Question

Figure shows a rectangular pulse and a triangular pulse approaching each other along the x – axis. The pulse speed is $0.5{\text{ }}cm/s$. What is the resultant displacement of medium particle due to superposition of wave at $x{\text{ }} = {\text{ }}0.5{\text{ }}cm$ and $t{\text{ }} = {\text{ }}2{\text{ }}s$.

A. $3.5{\text{ }}cm\:$
B. $2.5{\text{ }}cm\:$
C. $4{\text{ }}cm\:$
D. $3{\text{ }}cm\:$

Answer 1

Hint: We will use the concept of speed and distance travelled. Then, we will also use the concept of similarity of triangles for finding the maximum displacement of the waves. Finally, we will add up the individual maximum displacement and evaluate the resultant displacement and then select the suitable option.

Complete step by step answer:
We are given that the triangular wave moves towards the left with speed of $0.5{\text{ }}cm/s$ and we are asked to find the answer after $2{\text{ }}s$. Thus, the triangular wave moves a distance of
${x_1}{\text{ }} = {\text{ }}vt{\text{ }} = {\text{ }}0.5{\text{ }} \times {\text{ }}2{\text{ }} = {\text{ }}1{\text{ }}cm$ towards left.
Hence, the midline of the triangular will lie on the mark of $1$ on the x – axis.

Now, the displacement in the y – axis will be
${y_1}{\text{ }} = {\text{ }}2{\text{ }}cm$
Now, similarly the rectangular wave will also move $1{\text{ }}cm$ towards the right.
Thus, the extreme left line of the rectangular wave will coincide with the mark of $ - 1{\text{ }}cm$ on the x – axis.Now, we will draw a line from the $0.5{\text{ }}cm$ mark on the x – axis parallel to the midline of the triangular pulse.

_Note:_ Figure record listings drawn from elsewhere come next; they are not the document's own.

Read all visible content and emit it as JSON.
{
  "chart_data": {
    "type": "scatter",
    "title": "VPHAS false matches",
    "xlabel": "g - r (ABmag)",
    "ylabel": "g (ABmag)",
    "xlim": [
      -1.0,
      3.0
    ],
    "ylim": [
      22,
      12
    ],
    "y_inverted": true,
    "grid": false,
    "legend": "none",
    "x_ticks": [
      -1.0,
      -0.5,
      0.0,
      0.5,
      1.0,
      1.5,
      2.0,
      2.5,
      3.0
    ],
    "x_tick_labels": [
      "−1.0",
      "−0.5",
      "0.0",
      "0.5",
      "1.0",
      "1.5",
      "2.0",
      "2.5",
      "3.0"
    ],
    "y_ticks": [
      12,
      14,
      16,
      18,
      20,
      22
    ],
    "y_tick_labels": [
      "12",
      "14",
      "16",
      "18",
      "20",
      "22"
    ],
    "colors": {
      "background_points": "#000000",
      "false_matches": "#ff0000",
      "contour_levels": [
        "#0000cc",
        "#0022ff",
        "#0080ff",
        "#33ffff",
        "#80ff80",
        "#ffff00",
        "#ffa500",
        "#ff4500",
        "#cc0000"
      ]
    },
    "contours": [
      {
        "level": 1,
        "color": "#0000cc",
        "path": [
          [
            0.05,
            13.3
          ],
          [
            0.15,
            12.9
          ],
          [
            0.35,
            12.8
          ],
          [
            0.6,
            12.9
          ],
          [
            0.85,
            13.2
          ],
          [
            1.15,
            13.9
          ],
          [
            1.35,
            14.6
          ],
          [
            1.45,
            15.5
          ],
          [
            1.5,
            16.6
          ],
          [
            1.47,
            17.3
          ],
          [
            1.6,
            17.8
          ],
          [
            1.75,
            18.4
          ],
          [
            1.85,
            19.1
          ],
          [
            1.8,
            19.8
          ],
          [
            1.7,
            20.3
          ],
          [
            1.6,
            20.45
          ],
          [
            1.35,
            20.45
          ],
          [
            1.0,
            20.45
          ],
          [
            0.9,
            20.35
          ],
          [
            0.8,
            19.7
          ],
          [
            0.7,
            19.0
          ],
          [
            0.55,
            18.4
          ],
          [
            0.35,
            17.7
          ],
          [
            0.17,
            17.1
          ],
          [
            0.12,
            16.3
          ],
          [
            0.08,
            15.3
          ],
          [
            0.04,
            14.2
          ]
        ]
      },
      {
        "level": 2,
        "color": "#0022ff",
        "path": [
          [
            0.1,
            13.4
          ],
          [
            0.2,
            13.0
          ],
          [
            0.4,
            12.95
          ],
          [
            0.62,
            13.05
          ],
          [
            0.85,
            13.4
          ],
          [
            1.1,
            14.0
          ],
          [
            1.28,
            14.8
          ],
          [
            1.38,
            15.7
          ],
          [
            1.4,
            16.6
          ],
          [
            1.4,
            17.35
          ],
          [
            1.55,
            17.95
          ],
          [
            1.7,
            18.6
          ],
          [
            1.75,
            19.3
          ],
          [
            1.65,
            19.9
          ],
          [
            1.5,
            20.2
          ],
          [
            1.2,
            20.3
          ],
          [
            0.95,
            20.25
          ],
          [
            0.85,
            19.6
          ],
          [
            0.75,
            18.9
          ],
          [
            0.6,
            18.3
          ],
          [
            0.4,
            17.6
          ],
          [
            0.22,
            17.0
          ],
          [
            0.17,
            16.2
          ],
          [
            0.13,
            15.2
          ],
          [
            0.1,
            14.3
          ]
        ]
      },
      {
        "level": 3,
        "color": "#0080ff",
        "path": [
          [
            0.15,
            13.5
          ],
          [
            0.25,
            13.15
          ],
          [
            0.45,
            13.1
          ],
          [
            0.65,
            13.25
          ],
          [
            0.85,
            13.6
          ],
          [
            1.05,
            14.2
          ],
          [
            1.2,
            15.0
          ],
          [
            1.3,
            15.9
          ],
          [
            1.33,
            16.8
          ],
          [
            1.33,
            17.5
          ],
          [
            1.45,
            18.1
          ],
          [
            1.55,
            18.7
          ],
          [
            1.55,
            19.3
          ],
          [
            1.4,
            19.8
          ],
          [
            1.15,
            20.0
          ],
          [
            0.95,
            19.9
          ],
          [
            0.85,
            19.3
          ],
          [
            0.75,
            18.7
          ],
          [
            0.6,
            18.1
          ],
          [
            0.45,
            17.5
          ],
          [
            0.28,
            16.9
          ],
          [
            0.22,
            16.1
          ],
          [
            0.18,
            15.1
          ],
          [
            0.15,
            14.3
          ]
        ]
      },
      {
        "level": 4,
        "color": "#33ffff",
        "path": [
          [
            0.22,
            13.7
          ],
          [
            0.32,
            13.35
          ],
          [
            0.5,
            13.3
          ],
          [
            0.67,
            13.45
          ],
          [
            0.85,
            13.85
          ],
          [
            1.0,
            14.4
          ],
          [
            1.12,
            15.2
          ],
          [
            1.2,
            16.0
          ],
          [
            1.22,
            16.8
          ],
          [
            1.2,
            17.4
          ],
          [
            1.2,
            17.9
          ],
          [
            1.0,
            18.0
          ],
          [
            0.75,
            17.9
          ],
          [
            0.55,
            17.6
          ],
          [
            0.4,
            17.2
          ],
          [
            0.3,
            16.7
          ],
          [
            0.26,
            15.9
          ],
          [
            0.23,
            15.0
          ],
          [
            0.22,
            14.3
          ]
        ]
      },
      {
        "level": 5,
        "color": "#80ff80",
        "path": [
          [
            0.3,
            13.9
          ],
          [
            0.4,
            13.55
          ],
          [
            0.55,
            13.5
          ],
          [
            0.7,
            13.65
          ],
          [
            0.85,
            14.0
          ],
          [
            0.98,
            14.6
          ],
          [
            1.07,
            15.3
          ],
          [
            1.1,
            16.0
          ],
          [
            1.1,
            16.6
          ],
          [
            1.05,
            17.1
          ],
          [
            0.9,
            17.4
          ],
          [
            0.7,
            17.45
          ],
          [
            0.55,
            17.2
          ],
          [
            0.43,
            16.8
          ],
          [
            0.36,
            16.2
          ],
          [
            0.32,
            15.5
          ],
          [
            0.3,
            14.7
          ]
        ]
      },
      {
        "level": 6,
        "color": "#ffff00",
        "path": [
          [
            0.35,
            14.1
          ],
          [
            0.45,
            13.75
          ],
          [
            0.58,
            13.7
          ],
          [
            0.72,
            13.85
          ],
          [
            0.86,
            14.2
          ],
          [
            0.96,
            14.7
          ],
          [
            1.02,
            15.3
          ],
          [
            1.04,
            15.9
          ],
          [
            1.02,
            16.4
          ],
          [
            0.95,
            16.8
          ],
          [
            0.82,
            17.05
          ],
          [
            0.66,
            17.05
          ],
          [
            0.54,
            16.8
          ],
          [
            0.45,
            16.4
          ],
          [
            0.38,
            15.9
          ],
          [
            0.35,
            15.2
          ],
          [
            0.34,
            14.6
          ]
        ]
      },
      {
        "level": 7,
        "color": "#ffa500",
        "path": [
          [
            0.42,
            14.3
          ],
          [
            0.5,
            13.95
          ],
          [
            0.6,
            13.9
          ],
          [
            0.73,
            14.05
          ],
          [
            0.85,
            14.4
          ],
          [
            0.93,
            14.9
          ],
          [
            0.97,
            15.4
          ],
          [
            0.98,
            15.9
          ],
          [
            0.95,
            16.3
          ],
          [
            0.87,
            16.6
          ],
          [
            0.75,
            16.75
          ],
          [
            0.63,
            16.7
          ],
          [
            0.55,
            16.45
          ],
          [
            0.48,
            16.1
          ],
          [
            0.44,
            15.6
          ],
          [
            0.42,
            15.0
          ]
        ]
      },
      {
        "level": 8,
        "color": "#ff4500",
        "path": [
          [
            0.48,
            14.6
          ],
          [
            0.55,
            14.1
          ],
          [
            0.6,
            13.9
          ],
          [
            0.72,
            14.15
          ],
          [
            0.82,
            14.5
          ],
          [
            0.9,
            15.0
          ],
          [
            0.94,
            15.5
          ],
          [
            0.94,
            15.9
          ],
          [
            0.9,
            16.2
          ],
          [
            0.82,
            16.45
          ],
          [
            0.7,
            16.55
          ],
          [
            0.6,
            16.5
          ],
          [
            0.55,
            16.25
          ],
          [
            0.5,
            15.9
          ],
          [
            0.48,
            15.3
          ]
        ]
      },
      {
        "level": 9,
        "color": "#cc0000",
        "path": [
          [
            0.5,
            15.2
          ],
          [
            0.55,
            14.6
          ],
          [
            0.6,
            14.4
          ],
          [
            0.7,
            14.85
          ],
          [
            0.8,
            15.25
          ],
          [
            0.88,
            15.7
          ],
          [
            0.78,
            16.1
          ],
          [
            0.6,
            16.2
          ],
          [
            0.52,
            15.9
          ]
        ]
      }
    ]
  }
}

The length of this line will signify the maximum displacement of the rectangular pulse.

Now, we will use the concept of similarity of triangles. Here, in the diagram clearly,
$\Delta ABC{\text{ }} \sim {\text{ }}\Delta AED$
Thus, by idea of corresponding parts of similar triangles, we can write
$\dfrac{{BC}}{{ED}}{\text{ }} = {\text{ }}\dfrac{{AB}}{{AE}}$

Now, $ED$ is the maximum displacement of the rectangular pulse.Now, the values of the other parameters are
$BC{\text{ }} = {\text{ }}2{\text{ }}cm$
$\Rightarrow AB{\text{ }} = {\text{ }}1{\text{ }}cm$
$\Rightarrow AE{\text{ }} = {\text{ }}0.5{\text{ }}cm$
Putting in these values, we get
$\dfrac{2}{{ED}}{\text{ }} = {\text{ }}\dfrac{1}{{0.5}}$
Further, we get
\[ED{\text{ }} = {\text{ }}1{\text{ }}cm\]
Thus,
\[{y_2}{\text{ }} = {\text{ }}1{\text{ }}cm\]
Hence, the resultant displacement is
$y{\text{ }} = {\text{ }}{y_1}{\text{ }} + {\text{ }}{y_2}$
Substituting the values, we get
$\therefore y{\text{ }} = {\text{ }}2{\text{ }} + {\text{ }}1{\text{ }} = {\text{ }}3{\text{ }}cm$

Hence, the correct answer is D.

Note: Students should be careful while selecting the triangles for similarity comparison as selecting the wrong triangles will lead them to wrong answers. Students should be very much careful while substituting the values.